The myth of efficiency

May 20, 2009

Efficient, adj. 1. Acting or producing effectively with a minimum of waste or effort. 2. Exhibiting a high ratio of output to input.

Along with freedom and progress, efficiency rounds out the triad of America’s most treasured ideals. We like things to be "efficient," without really knowing what it means. Americans tend to use the term efficiency as a code word for getting things done cheaply and conveniently. Take agriculture, for example. It certainly is an achievement to churn out food at prices that are far less than historical averages (by percentage of family budget spent on food). That frees up a lot of money for people to spend on other things – clothes, travel, books, furniture, whatever your desire might be.

But what makes efficiency? Is it clever management? The "productivity" of human resources? Economies of scale? Centralization? Better information and computer systems? The competition of markets? Business people give credit to these innovations, and all of these changes may contribute incrementally to the cheapness of our food, but these are just icing on the cake. The real underpinning of what we think of as efficiency is cheap energy – especially cheap oil.

Farms here in America have been consolidating for over 50 years. The average size of a "farm" is now 459 acres. They are managed with the aid of GPS systems, barns of tractors, and miles of irrigation systems. The farms of today have replaced people, armed with knowledge of local conditions and crop varieties and supported by rainfall and rich topsoil, with machines fueled by gasoline and regular applications of chemicals created from fossil fuels.

Efficiency, in other words, means replacing energy from humans and animals and plants with the incredibly cheap, concentrated energy found in oil. It does not mean less waste (at least when measured in BTUs). Americans pride ourselves on our innovations, but we did not in fact create better, less wasteful farming systems – we just found ways to pour as much of this cheap energy into our farms as possible, without considering how long the resource would remain cheap.

Small farms are actually more productive and efficient than large farms. They produce more per acre. However, while fuel is inexpensive, small farms cannot achieve the massive economies of scale enabled by the replacement of people with gigantic tractors and chemicals. Since a gallon of oil can replace the energy of hundreds of hours of human labor, at a fraction of the cost, it makes a whole lot of economic sense to use it in place of people.

Replacing man (and horse) with machines may seem efficient, but it is not the efficiency of nature, which uses every particle of matter and energy and creates no waste. It is the economic efficiency of man, which inevitably generates pollution and destruction because the costs are not borne by the user, but by nature and by the community at large. What we call efficiency is simply the conversion of a fossil fuel inheritance millions of years in the making into cheap fuel and food for a few generations.

What we call "efficiency" is actually the height of inefficiency. The foundation of modern agriculture is mostly just the addition of more energy to the system, and any fool can do that. Our current food systems are only made possible by massive wastefulness, ruination of natural systems, and unbridled use of our inheritance of fossil fuels. These are the costs that our economic accounting does not take into account.
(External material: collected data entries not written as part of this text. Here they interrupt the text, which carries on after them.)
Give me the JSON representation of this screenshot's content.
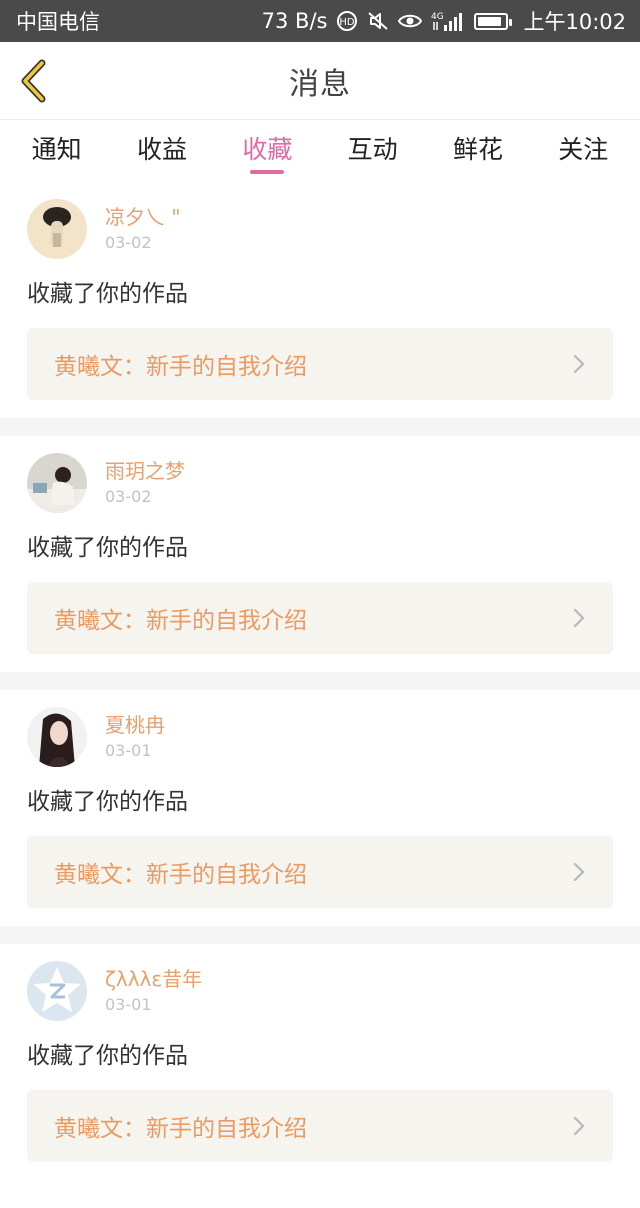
{
  "status_bar": {
    "carrier": "中国电信",
    "net_speed": "73 B/s",
    "network_label": "4G",
    "time": "上午10:02",
    "battery_level": 0.85
  },
  "header": {
    "title": "消息"
  },
  "tabs": [
    {
      "label": "通知",
      "active": false
    },
    {
      "label": "收益",
      "active": false
    },
    {
      "label": "收藏",
      "active": true
    },
    {
      "label": "互动",
      "active": false
    },
    {
      "label": "鲜花",
      "active": false
    },
    {
      "label": "关注",
      "active": false
    }
  ],
  "messages": [
    {
      "username": "凉夕乀 \"",
      "date": "03-02",
      "action": "收藏了你的作品",
      "work": "黄曦文：新手的自我介绍"
    },
    {
      "username": "雨玥之梦",
      "date": "03-02",
      "action": "收藏了你的作品",
      "work": "黄曦文：新手的自我介绍"
    },
    {
      "username": "夏桃冉",
      "date": "03-01",
      "action": "收藏了你的作品",
      "work": "黄曦文：新手的自我介绍"
    },
    {
      "username": "ζλλλε昔年",
      "date": "03-01",
      "action": "收藏了你的作品",
      "work": "黄曦文：新手的自我介绍"
    }
  ],
  "colors": {
    "accent_pink": "#e06aa6",
    "username_orange": "#e8a06e",
    "work_orange": "#eb9a62",
    "back_arrow_yellow": "#f0c93a"
  }
}
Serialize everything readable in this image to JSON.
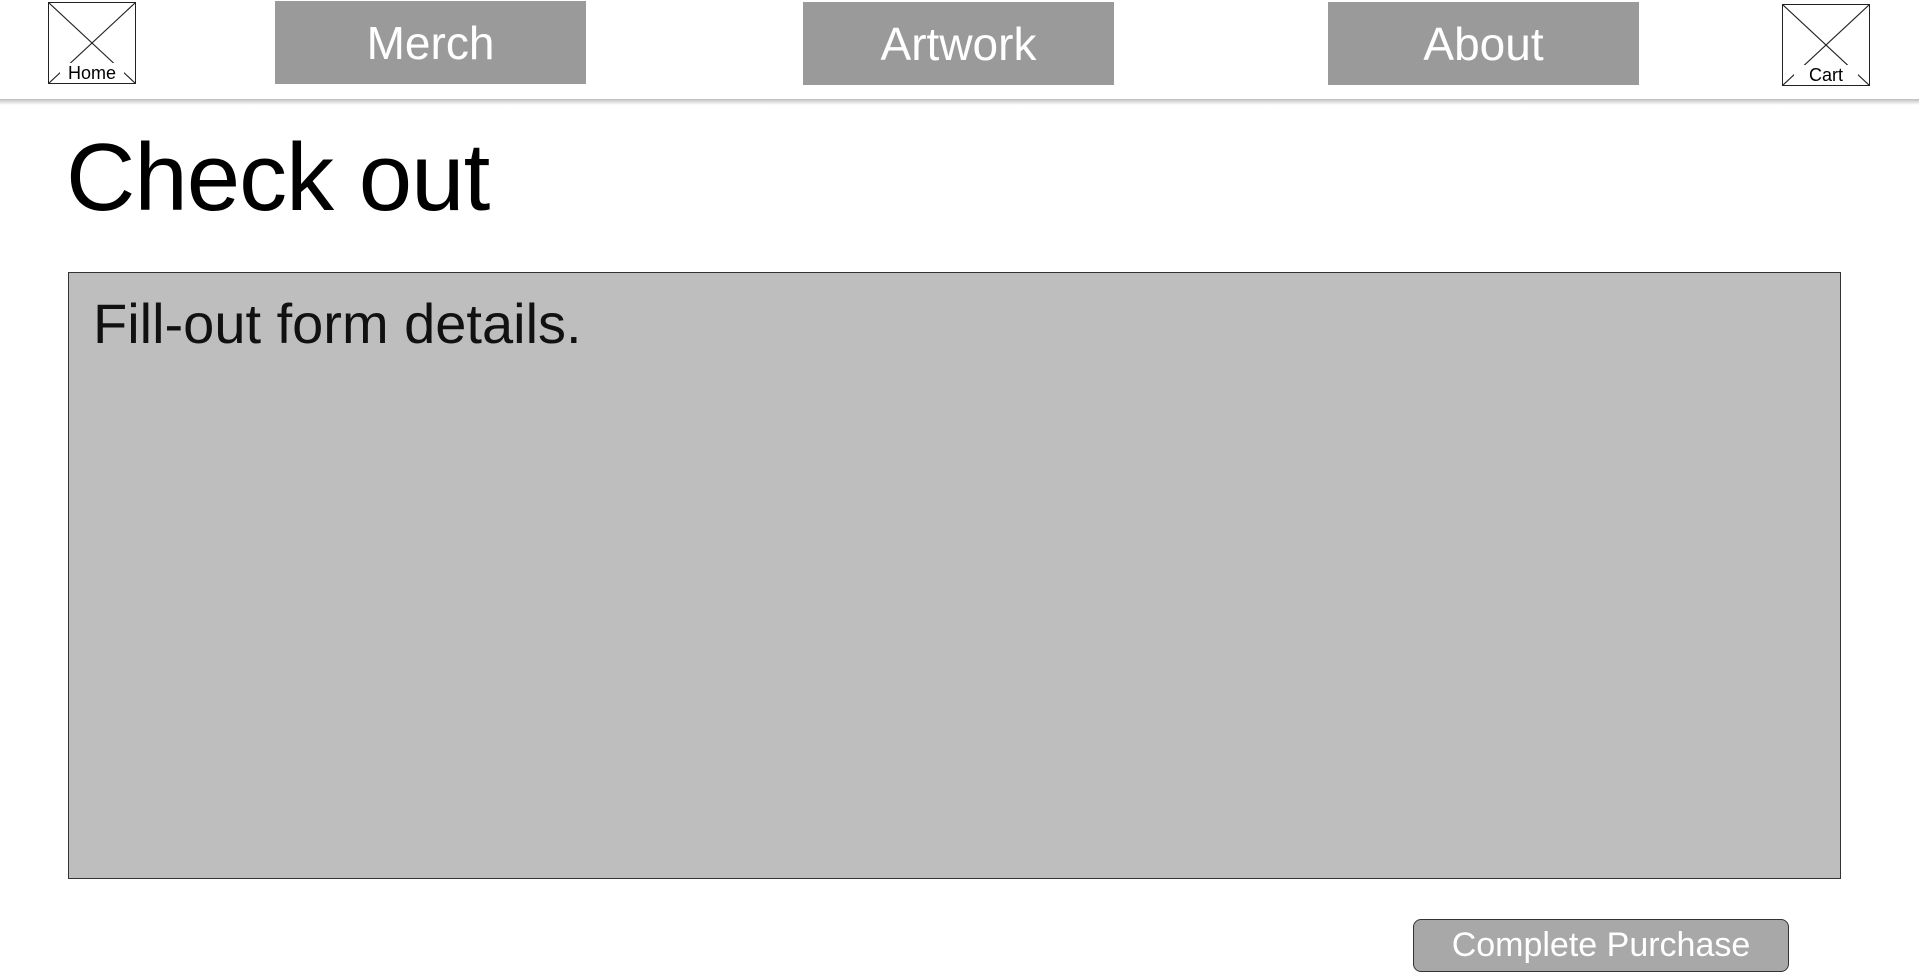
{
  "header": {
    "home_label": "Home",
    "cart_label": "Cart",
    "nav": {
      "merch": "Merch",
      "artwork": "Artwork",
      "about": "About"
    }
  },
  "main": {
    "title": "Check out",
    "form_panel": {
      "instructions": "Fill-out form details."
    },
    "purchase_button_label": "Complete Purchase"
  },
  "colors": {
    "nav_button": "#9a9a9a",
    "form_panel": "#bebebe",
    "purchase_button": "#a8a8a8",
    "text": "#000000",
    "button_text": "#ffffff"
  },
  "icons": {
    "home": "image-placeholder-icon",
    "cart": "image-placeholder-icon"
  }
}
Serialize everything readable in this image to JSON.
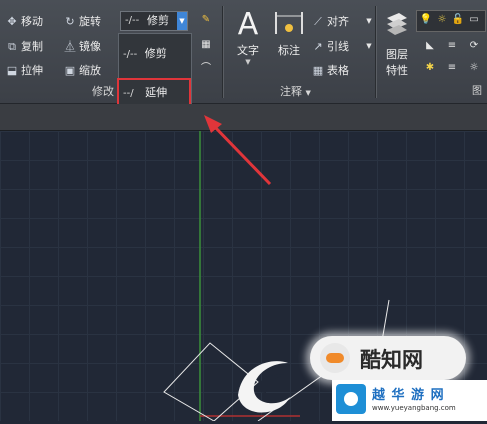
{
  "modify_panel": {
    "title": "修改",
    "tools": [
      {
        "label": "移动",
        "icon": "move-icon"
      },
      {
        "label": "复制",
        "icon": "copy-icon"
      },
      {
        "label": "拉伸",
        "icon": "stretch-icon"
      },
      {
        "label": "旋转",
        "icon": "rotate-icon"
      },
      {
        "label": "镜像",
        "icon": "mirror-icon"
      },
      {
        "label": "缩放",
        "icon": "scale-icon"
      }
    ],
    "dropdown": {
      "selected": "修剪",
      "options": [
        "修剪",
        "延伸"
      ],
      "highlighted": "延伸"
    }
  },
  "annotation_panel": {
    "title": "注释",
    "big_tools": [
      {
        "label": "文字",
        "icon": "text-A-icon"
      },
      {
        "label": "标注",
        "icon": "dimension-icon"
      }
    ],
    "tools": [
      {
        "label": "对齐",
        "icon": "align-icon"
      },
      {
        "label": "引线",
        "icon": "leader-icon"
      },
      {
        "label": "表格",
        "icon": "table-icon"
      }
    ]
  },
  "layers_panel": {
    "big_tool": {
      "label_line1": "图层",
      "label_line2": "特性",
      "icon": "layer-properties-icon"
    }
  },
  "watermark": {
    "brand": "酷知网",
    "site_line1": "越 华 游 网",
    "site_line2": "www.yueyangbang.com"
  },
  "colors": {
    "highlight_box": "#e0353a",
    "arrow": "#e0353a",
    "accent_blue": "#3f86d8",
    "canvas": "#212836"
  }
}
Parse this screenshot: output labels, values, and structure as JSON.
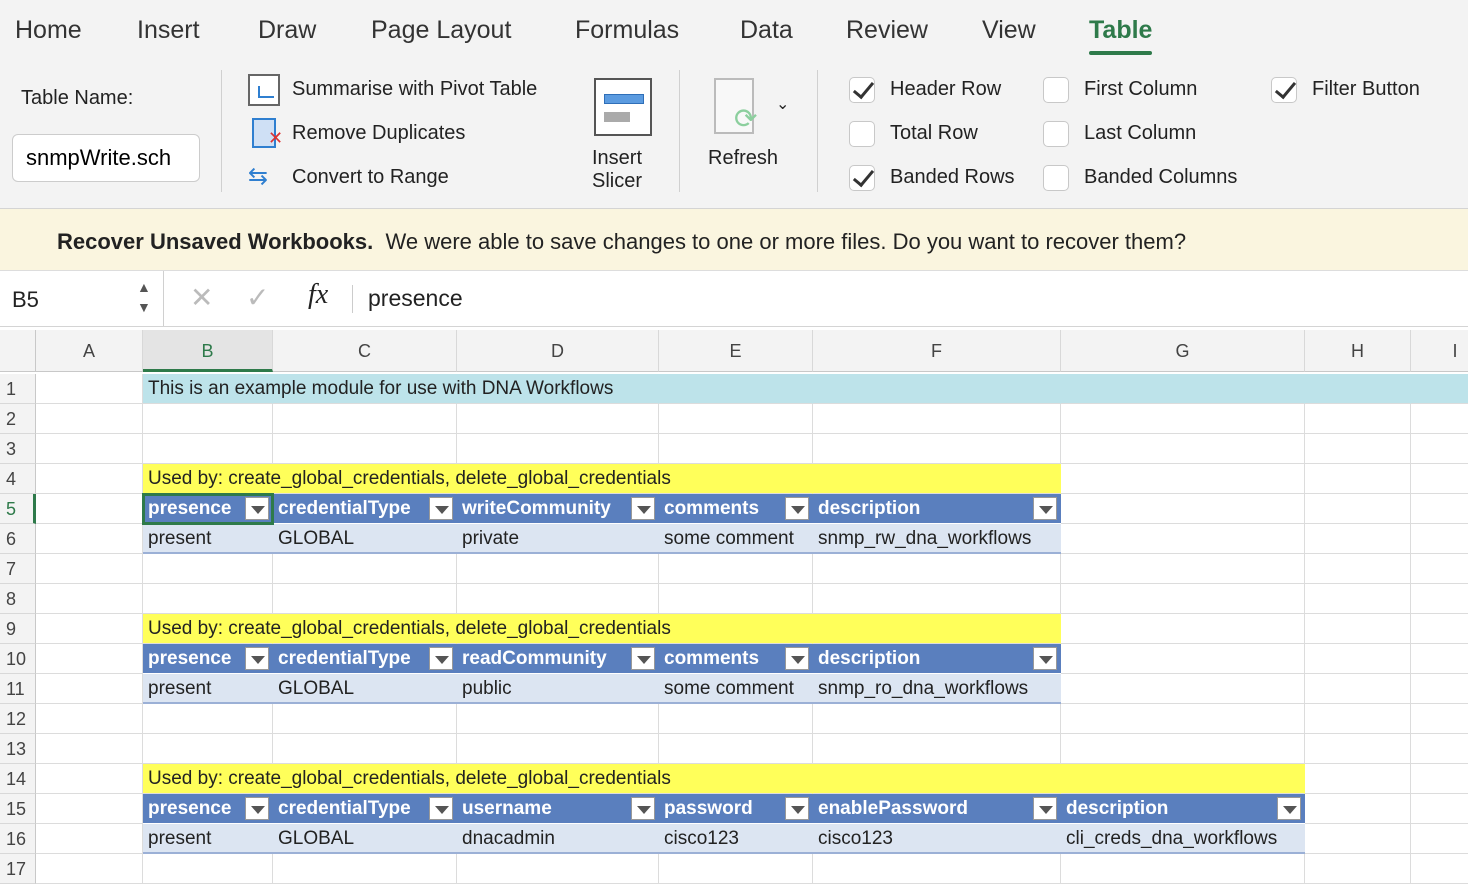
{
  "ribbon": {
    "tabs": [
      "Home",
      "Insert",
      "Draw",
      "Page Layout",
      "Formulas",
      "Data",
      "Review",
      "View",
      "Table"
    ],
    "active_tab": "Table",
    "table_name_label": "Table Name:",
    "table_name_value": "snmpWrite.sch",
    "tools": [
      "Summarise with Pivot Table",
      "Remove Duplicates",
      "Convert to Range"
    ],
    "insert_slicer": "Insert\nSlicer",
    "refresh": "Refresh",
    "options": [
      {
        "label": "Header Row",
        "checked": true
      },
      {
        "label": "Total Row",
        "checked": false
      },
      {
        "label": "Banded Rows",
        "checked": true
      },
      {
        "label": "First Column",
        "checked": false
      },
      {
        "label": "Last Column",
        "checked": false
      },
      {
        "label": "Banded Columns",
        "checked": false
      },
      {
        "label": "Filter Button",
        "checked": true
      }
    ]
  },
  "banner": {
    "title": "Recover Unsaved Workbooks.",
    "message": "We were able to save changes to one or more files. Do you want to recover them?"
  },
  "formula_bar": {
    "cell_ref": "B5",
    "formula": "presence"
  },
  "sheet": {
    "columns": [
      "A",
      "B",
      "C",
      "D",
      "E",
      "F",
      "G",
      "H",
      "I"
    ],
    "selected_column": "B",
    "selected_row": 5,
    "rows": [
      {
        "n": 1,
        "style": "info",
        "span": "B-I",
        "cells": {
          "B": "This is an example module for use with DNA Workflows"
        }
      },
      {
        "n": 2
      },
      {
        "n": 3
      },
      {
        "n": 4,
        "style": "note",
        "span": "B-F",
        "cells": {
          "B": "Used by: create_global_credentials, delete_global_credentials"
        }
      },
      {
        "n": 5,
        "style": "hdr",
        "cells": {
          "B": "presence",
          "C": "credentialType",
          "D": "writeCommunity",
          "E": "comments",
          "F": "description"
        }
      },
      {
        "n": 6,
        "style": "dat",
        "cells": {
          "B": "present",
          "C": "GLOBAL",
          "D": "private",
          "E": "some comment",
          "F": "snmp_rw_dna_workflows"
        }
      },
      {
        "n": 7
      },
      {
        "n": 8
      },
      {
        "n": 9,
        "style": "note",
        "span": "B-F",
        "cells": {
          "B": "Used by: create_global_credentials, delete_global_credentials"
        }
      },
      {
        "n": 10,
        "style": "hdr",
        "cells": {
          "B": "presence",
          "C": "credentialType",
          "D": "readCommunity",
          "E": "comments",
          "F": "description"
        }
      },
      {
        "n": 11,
        "style": "dat",
        "cells": {
          "B": "present",
          "C": "GLOBAL",
          "D": "public",
          "E": "some comment",
          "F": "snmp_ro_dna_workflows"
        }
      },
      {
        "n": 12
      },
      {
        "n": 13
      },
      {
        "n": 14,
        "style": "note",
        "span": "B-G",
        "cells": {
          "B": "Used by: create_global_credentials, delete_global_credentials"
        }
      },
      {
        "n": 15,
        "style": "hdr",
        "cells": {
          "B": "presence",
          "C": "credentialType",
          "D": "username",
          "E": "password",
          "F": "enablePassword",
          "G": "description"
        }
      },
      {
        "n": 16,
        "style": "dat",
        "cells": {
          "B": "present",
          "C": "GLOBAL",
          "D": "dnacadmin",
          "E": "cisco123",
          "F": "cisco123",
          "G": "cli_creds_dna_workflows"
        }
      },
      {
        "n": 17
      }
    ]
  },
  "colors": {
    "accent": "#2e7a4a",
    "table_header": "#5a7fbe",
    "table_band": "#dce5f2",
    "note": "#ffff5a",
    "info": "#bde3ea"
  }
}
How efficient will it be to manage a 1,000 acre farm when production of oil begins to decline? How efficient will it be to ship lettuce 1,500 miles when gas costs $6 a gallon? How efficient will it be to use 20 calories of fossil fuels to create one calorie of food? What will we be left with when the age of oil begins to wane? Eroded topsoil, depleted aquifers, and the loss of the valuable farming knowledge of entire generations of Americans.

Here in Oklahoma, we are lucky to have small farmers still holding on to their farms and activists dedicated to reviving our local, sustainable and organic foodsheds. We have the Oklahoma Food Co-operative, an Extension Service supportive of sustainable agriculture, Community Supported Agriculture shares, and several local farmer’s markets. Many of the people living here have memories of farms, of growing gardens and raising animals, and many continue to grow fruits and vegetables regardless of whether they live in the country or city. Here we are not that far away from our food.

As the price of fuel rises, the myth of efficiency will be exposed. We can choose to recognize that our ideal was an illusion, and rebuild our local food systems and economies now, or we can choose to be a deer in the headlights as the price of food rockets along with the price of fuel. We can use real design innovations, like permaculture and integrated pest management, which rely on careful observation and knowledge of the ecology, instead of the application of chemicals. We don’t know when high gas prices will return, but oil has already demonstrated an ample capacity for volatility. Let’s prepare now, so that we won’t have to pay later.

Christine Patton

Christine Patton is the co-founder of the resilience catalyst Transition OKC. A former risk management consultant, she now experiments with eleven fruit and nut trees, five garden beds and two crop circles, two rain tanks, a solar oven and a dehydrator on her semi-urban quarter-acre lot. Ms. Patton also supports several local non-profits with fund-raising, networking, marketing and event organization. She is the author of the eclectic Peak Oil Hausfrau blog.